When Manchester United signed Nemanja Vidic from Spartak Moscow in 2005, Sir Alex Ferguson described him with relish as "a defender who can defend." In Rio Ferdinand and Wes Brown, his first-choice pairing the previous season, Ferguson had two elegant players, center-backs who read the game, made their interceptions and distributed intelligently, but he didn't have a player who radiated a force of will, who not merely handled the physical side of the game, but relished it.
In many ways Vidic was an old-fashioned defender: he saw the ball and went for it, and was aided in that by the fact that his head seemed hewn of granite. There are countless shots of him soaring above opponents to head the ball clear, but there are also countless shots of him stopping and diving to head the ball clear, as boots fly all around. Courage was never an issue; or, rather, if it was an issue it's that he was too courageous -- it seems a frequent occurrence that he would miss games with head injuries and concussions, but it's even more remarkable that he didn't miss more.

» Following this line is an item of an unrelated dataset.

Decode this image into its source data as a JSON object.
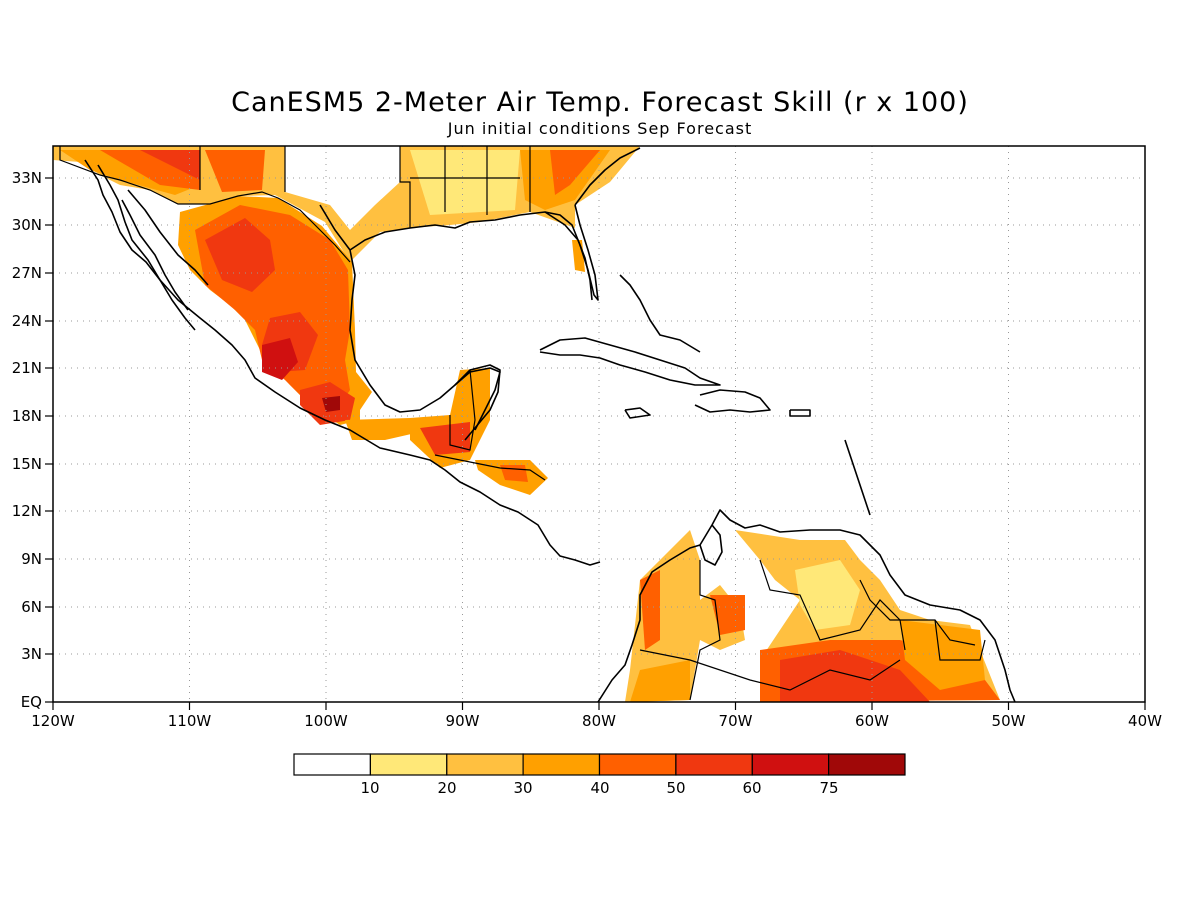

On one memorable occasion against Swansea, he was face down on the ground when he saw Chico Flores lining up a shot. He tried to hurl himself in the way, arrived a fraction ate and ended up headbutting the ground.
"He loved the challenge of sticking his head in there," Ferguson wrote in his autobiography. "You could tell that the thrill of contesting those 50-50 balls animated him... Vidic was a dour, uncompromising sod."
It was just that dourness that made him so popular among fans. There were no frills and seemingly little ego, just an implacable will to win. And that, in turn, was an inspiration to teammates. With Vidic on the pitch, there could be no compromise. Only against extreme pace was there a weakness, which was why Vidic struggled so badly against Fernando Torres in the forward's time at Liverpool, being sent off three times in a row against United's most bitter rivals.
For the most part, though, the partnership with Ferdinand worked perfectly. Languid as he is, Ferdinand was quick and, by and large, could cover Vidic's slight lack of pace, while Vidic's intensity helped keep Ferdinand's famously lax concentration in check. For a time they were the best central defensive partnership in the Premier League and perhaps the world. When goalkeeper Edwin van der Sar went a world record 1,311 minutes without conceding a goal early in 2009, the protection he was given by Ferdinand and Vidic deserved much of the credit. United won the league that season, one of the five championships Vidic won at the club along with a Champions League, three League Cups and a Club World Cup. He was also named the Premier League Player of the Season in 2008-09 and 2010-11, an indication of the respect he earned: He wasn't just hard, he was also fair. Vidic's recklessness endangers himself rather than any one else; he isn't a defender intent on leaving his mark on opponent's shins.
To an extent, time and events have overtaken him. Vidic is 32, has struggled over the past couple of seasons with a series of knee injuries and with his contract set to expire at the end of the season, it's no great surprise that both he and United should decide it's time to move on. It's fairly clear that the next year or two will be a time of major rebuilding at Old Trafford and, while an experienced old hand might be a help in that, an experienced old hand who is constantly battling his body may not be. With Ferdinand, now 35 and fairly evidently disaffected with Moyes, also probably leaving in the summer, it make sense for United to look to the future with an entirely new central defensive partnership.
"He has been a brilliant servant for Manchester United," said Moyes, who understandably wants to get the most he can out of Vidic for the remainder of the season. "He is captain and it will remain that way until the end of the season. He has been a great player for us and we will continue using him."
And who, realistically, can blame a player who has given eight years to a club, who has won 15 trophies including a Champions League, if he has no desire to see the squad he was part of broken up, if he is reluctant to play in a side scrabbling to qualify for the Champions League.
If he moves to Internazionale, as has been widely rumored, he faces a similar struggle with a fading giant. But at least there he will not constantly be comparing a better past he once knew.